Ad Code

Makan Bergizi Gratis: Proyek Gizi atau Proyek Politik?

Korban keracunan di Kabupaten Bandung Barat, Jawa Barat [Sumber: Antara]

PROGRAM Makan Bergizi Gratis (MBG) diluncurkan dengan gegap gempita. Pemerintah mengklaim akan memberi manfaat bagi puluhan juta anak Indonesia. Namun, kenyataannya, program ini justru melahirkan tragedi. Hingga September 2025, lebih dari 5.600 kasus keracunan tercatat di berbagai daerah. Pertanyaan besar pun muncul: siapa yang bertanggung jawab atas ribuan anak yang jatuh sakit akibat makanan negara?

Mari kita jujur, MBG adalah proyek politik yang dipaksakan. Target puluhan juta penerima manfaat dikejar tanpa persiapan matang. Akibatnya, dapur dipaksakan beroperasi, rantai pasok dipenuhi masalah, hingga pengawasan yang seharusnya jadi kunci justru diabaikan. Bagaimana mungkin program sebesar ini dijalankan tanpa regulasi ketat, tanpa transparansi data, bahkan tanpa kanal pelaporan publik yang bisa dipantau semua orang?

Yang lebih menyakitkan, pemerintah seakan menutup mata. Presiden sibuk menampilkan angka penerima manfaat dalam pidato, tetapi bungkam soal ribuan korban keracunan. Kepala Badan Gizi Nasional berulang kali menyebut ada evaluasi, tapi kenyataannya kasus terus berulang. Anak-anak kita dijadikan “kelinci percobaan” dari sebuah proyek yang penuh celah, sementara pejabat berlindung di balik jargon evaluasi dan satgas.

Kita harus berani bertanya: apakah program ini benar-benar untuk gizi anak, atau sekadar proyek besar yang jadi ladang keuntungan segelintir pihak? Banyak orang tua menyaksikan sendiri, menu MBG tidak lebih baik dari makanan rumah, bahkan kadang berupa burger, telur seadanya, atau lauk basi. Ironisnya, makanan ultra-proses dan susu bergula tinggi sempat dijadikan bagian menu—padahal itu bertolak belakang dengan misi gizi sehat.

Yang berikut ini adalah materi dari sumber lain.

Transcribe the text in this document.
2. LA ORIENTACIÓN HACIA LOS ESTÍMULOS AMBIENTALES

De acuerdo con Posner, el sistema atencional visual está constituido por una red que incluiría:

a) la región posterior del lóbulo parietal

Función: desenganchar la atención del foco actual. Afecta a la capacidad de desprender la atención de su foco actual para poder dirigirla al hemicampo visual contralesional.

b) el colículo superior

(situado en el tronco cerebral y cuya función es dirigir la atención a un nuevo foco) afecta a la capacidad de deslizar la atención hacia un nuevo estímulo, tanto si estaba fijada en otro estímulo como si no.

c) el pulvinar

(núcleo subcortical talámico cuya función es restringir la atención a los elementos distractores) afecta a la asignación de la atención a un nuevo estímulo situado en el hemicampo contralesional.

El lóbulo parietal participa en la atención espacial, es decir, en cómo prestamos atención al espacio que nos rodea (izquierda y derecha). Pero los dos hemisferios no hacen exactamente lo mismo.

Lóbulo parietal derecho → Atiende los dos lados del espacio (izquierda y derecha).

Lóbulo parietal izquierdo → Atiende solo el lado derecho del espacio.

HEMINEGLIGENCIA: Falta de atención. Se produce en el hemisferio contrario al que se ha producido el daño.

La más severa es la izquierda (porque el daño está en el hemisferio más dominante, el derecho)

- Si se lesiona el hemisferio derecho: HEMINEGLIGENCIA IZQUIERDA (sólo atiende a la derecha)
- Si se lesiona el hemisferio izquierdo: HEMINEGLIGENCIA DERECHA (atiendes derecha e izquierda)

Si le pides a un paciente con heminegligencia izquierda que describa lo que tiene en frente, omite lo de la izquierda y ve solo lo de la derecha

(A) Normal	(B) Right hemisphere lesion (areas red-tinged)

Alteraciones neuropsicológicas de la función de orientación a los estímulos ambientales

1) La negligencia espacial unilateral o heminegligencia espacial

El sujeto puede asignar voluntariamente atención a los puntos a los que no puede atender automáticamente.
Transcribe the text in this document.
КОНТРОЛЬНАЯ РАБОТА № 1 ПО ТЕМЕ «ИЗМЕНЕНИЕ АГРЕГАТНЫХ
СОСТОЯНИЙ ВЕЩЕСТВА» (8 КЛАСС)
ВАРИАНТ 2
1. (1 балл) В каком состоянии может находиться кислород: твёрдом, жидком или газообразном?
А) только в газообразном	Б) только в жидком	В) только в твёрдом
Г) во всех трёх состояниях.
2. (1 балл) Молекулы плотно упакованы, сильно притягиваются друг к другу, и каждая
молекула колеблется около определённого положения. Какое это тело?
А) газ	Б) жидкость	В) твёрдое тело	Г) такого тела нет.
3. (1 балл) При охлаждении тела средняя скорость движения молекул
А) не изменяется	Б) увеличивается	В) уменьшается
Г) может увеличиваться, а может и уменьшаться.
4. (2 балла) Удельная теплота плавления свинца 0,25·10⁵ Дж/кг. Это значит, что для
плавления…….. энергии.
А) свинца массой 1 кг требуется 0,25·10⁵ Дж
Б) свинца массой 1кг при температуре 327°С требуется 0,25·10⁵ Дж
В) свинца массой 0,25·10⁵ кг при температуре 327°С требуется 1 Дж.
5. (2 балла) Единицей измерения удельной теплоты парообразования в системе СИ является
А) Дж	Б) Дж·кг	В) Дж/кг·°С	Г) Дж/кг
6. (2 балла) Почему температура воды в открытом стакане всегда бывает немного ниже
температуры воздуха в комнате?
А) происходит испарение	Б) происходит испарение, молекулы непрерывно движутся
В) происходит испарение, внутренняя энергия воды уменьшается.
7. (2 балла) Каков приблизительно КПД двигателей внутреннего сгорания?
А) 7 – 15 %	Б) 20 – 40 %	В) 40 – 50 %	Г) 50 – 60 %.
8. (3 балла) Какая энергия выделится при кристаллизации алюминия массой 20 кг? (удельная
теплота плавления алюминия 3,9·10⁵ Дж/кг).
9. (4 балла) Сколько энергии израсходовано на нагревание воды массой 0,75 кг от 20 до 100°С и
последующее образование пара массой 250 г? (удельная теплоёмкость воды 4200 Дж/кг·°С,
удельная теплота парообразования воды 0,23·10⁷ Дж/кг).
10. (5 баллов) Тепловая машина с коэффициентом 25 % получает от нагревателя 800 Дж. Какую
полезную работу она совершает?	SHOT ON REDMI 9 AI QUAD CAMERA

Yang membuat geram, anggaran MBG ini diambil dari porsi pendidikan. Tahun ini, Rp335 triliun dari dana pendidikan dipakai untuk MBG. Padahal, masih banyak sekolah yang rusak, guru yang kurang sejahtera, dan anak-anak yang kesulitan membeli buku serta seragam. Bukankah lebih masuk akal dana sebesar itu langsung dipakai memperkuat pendidikan?

Rakyat sudah bersuara. Banyak orang tua lebih rela program ini dihentikan dan anggarannya dialihkan ke sekolah. Mereka sudah trauma melihat anaknya keracunan, muntah-muntah, bahkan dirawat di rumah sakit. Tidak ada orang tua yang ingin anaknya menjadi korban dari program yang katanya “bergizi”.

Kita tidak sedang menolak bantuan gizi, kita menolak cara yang sembrono. Negara tidak boleh bermain-main dengan kesehatan jutaan anak hanya demi mengejar target politik. Jika benar peduli pada masa depan generasi muda, hentikan dulu program ini. Lakukan evaluasi total, buka data ke publik, dan tindak tegas semua pihak yang bermain di dalamnya.

Lebih baik kita mengarahkan anggaran itu untuk pendidikan yang nyata, misalnya sekolah gratis tanpa pungutan, fasilitas belajar yang layak, serta guru yang terjamin kesejahteraannya. Gizi anak bisa tetap menjadi urusan keluarga, asalkan lapangan kerja dibuka luas dan harga bahan pokok terkendali.

Program MBG saat ini tidak lebih dari proyek ambisius yang gagal di level implementasi. Kita tidak boleh membiarkan ribuan kasus keracunan berikutnya hanya karena pemerintah keras kepala. Anak-anak kita bukan statistik. Mereka adalah nyawa yang harus dilindungi, bukan dijadikan angka dalam laporan keberhasilan semu.